Polytechnics not preschools for university education – Dr Afeti

Dr George Afeti, Chief Inspector of Schools, Ministry of Education, has said polytechnics should not be conceived as preparatory grounds for university education.

He said although polytechnic education is not a dead-end; the mandate of the polytechnics is not to prepare Senior High School students for university education.

“The Higher National Diploma (HND) certificate is a qualification in its own right, which opens the door to the world of work,” he stressed.

“With a higher national diploma in your pocket, you can earn a decent living by working hard and acquiring work-related professional qualifications.”

Dr Afeti, who was the guest speaker at the 15th Matriculation ceremony of the Koforidua Polytechnic at the weekend, said an HND should not be compared to a bachelor’s degree.

“Of course you can pursue further academic studies to the bachelor of technology level at a polytechnic or at the degree and postgraduate level in a university,” he noted

But, however, said the polytechnic was not a bus stop where one could wait to enter the right bus that would carry him or her to their preferred academic destination, adding, “You are already in the right bus”.

Dr Afeti indicated that polytechnic education is a career-focused one, meaning, when one attends a polytechnic, he or she is expected to acquire the knowledge and skills that would enable the beneficiary, upon graduation, a career in a targeted professional field: Accountancy, Automobile Engineering, and Tourism and Hospitality Management, among others.

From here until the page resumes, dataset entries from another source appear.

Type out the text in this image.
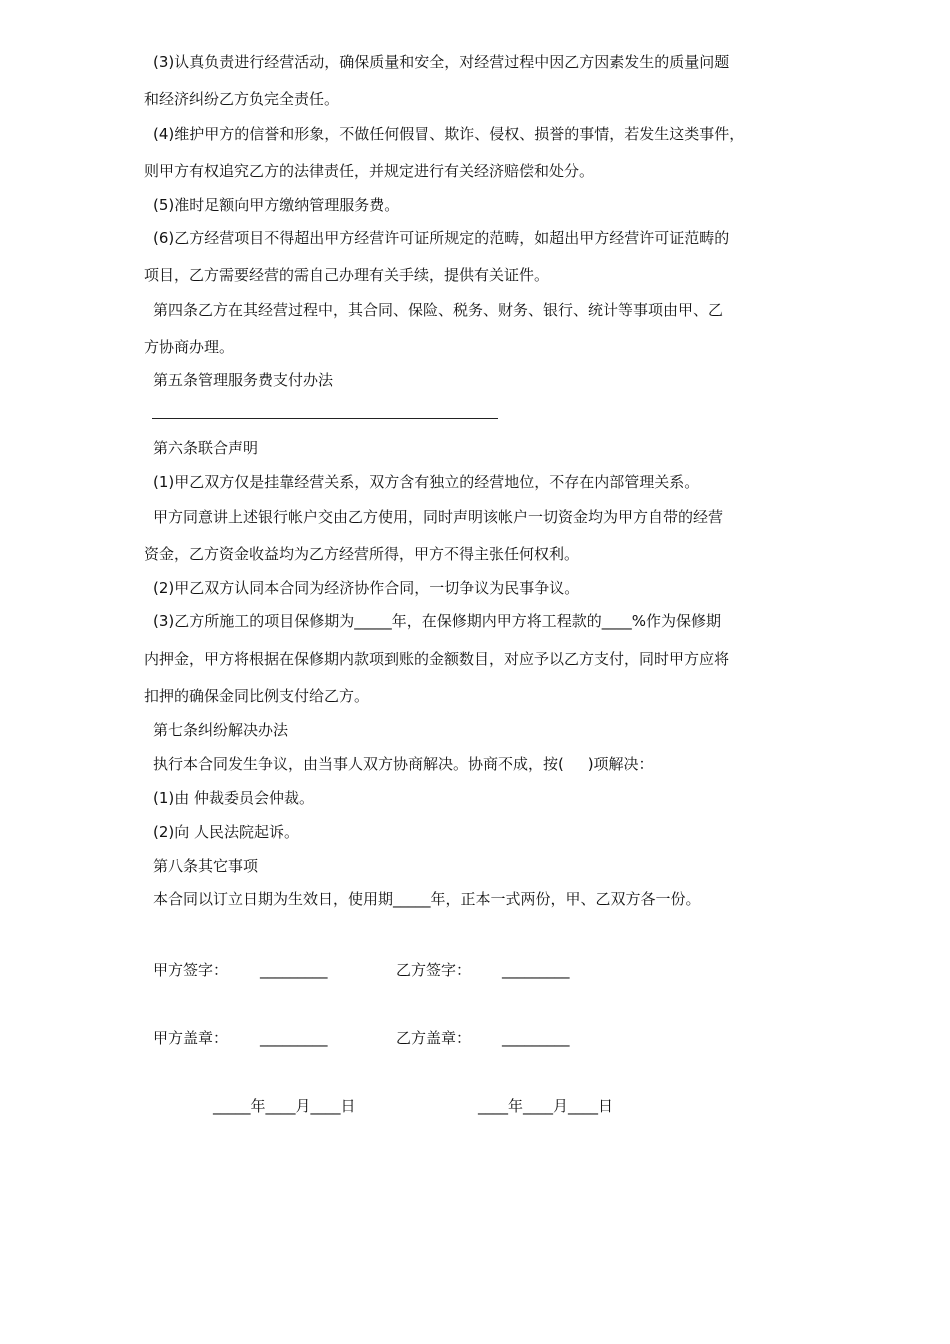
(3)认真负责进行经营活动，确保质量和安全，对经营过程中因乙方因素发生的质量问题
和经济纠纷乙方负完全责任。
(4)维护甲方的信誉和形象，不做任何假冒、欺诈、侵权、损誉的事情，若发生这类事件，
则甲方有权追究乙方的法律责任，并规定进行有关经济赔偿和处分。
(5)准时足额向甲方缴纳管理服务费。
(6)乙方经营项目不得超出甲方经营许可证所规定的范畴，如超出甲方经营许可证范畴的
项目，乙方需要经营的需自己办理有关手续，提供有关证件。
第四条乙方在其经营过程中，其合同、保险、税务、财务、银行、统计等事项由甲、乙
方协商办理。
第五条管理服务费支付办法
第六条联合声明
(1)甲乙双方仅是挂靠经营关系，双方含有独立的经营地位，不存在内部管理关系。
甲方同意讲上述银行帐户交由乙方使用，同时声明该帐户一切资金均为甲方自带的经营
资金，乙方资金收益均为乙方经营所得，甲方不得主张任何权利。
(2)甲乙双方认同本合同为经济协作合同，一切争议为民事争议。
(3)乙方所施工的项目保修期为_____年，在保修期内甲方将工程款的____%作为保修期
内押金，甲方将根据在保修期内款项到账的金额数目，对应予以乙方支付，同时甲方应将
扣押的确保金同比例支付给乙方。
第七条纠纷解决办法
执行本合同发生争议，由当事人双方协商解决。协商不成，按(     )项解决：
(1)由 仲裁委员会仲裁。
(2)向 人民法院起诉。
第八条其它事项
本合同以订立日期为生效日，使用期_____年，正本一式两份，甲、乙双方各一份。
甲方签字： _________	乙方签字： _________
甲方盖章： _________	乙方盖章： _________
_____年____月____日	____年____月____日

“Polytechnic education is more about the application of existing knowledge to solving the practical problems of under-development rather than the search for new knowledge.”

He said Polytechnic graduates support national development when they are engaged in building and maintaining roads, operating and servicing modern telecommunications infrastructure and financial systems in banks and the like.

“Polytechnic education is also a key response to the need for diversification in tertiary education.”

Dr Afeti challenged the fresh students to help create a positive image for the institute, in particular, and polytechnic education, in general, by resolving crises and conflicts with their peers and those in authority through dialogue and consultation, rather than resorting to strikes, demonstrations and unruly behaviour.

He urged them to speak good English at all times and not foul language and to cultivate the spirit of volunteerism as individuals or group of individuals.

In all 2,026 students were admitted for the 2010/2011 academic year.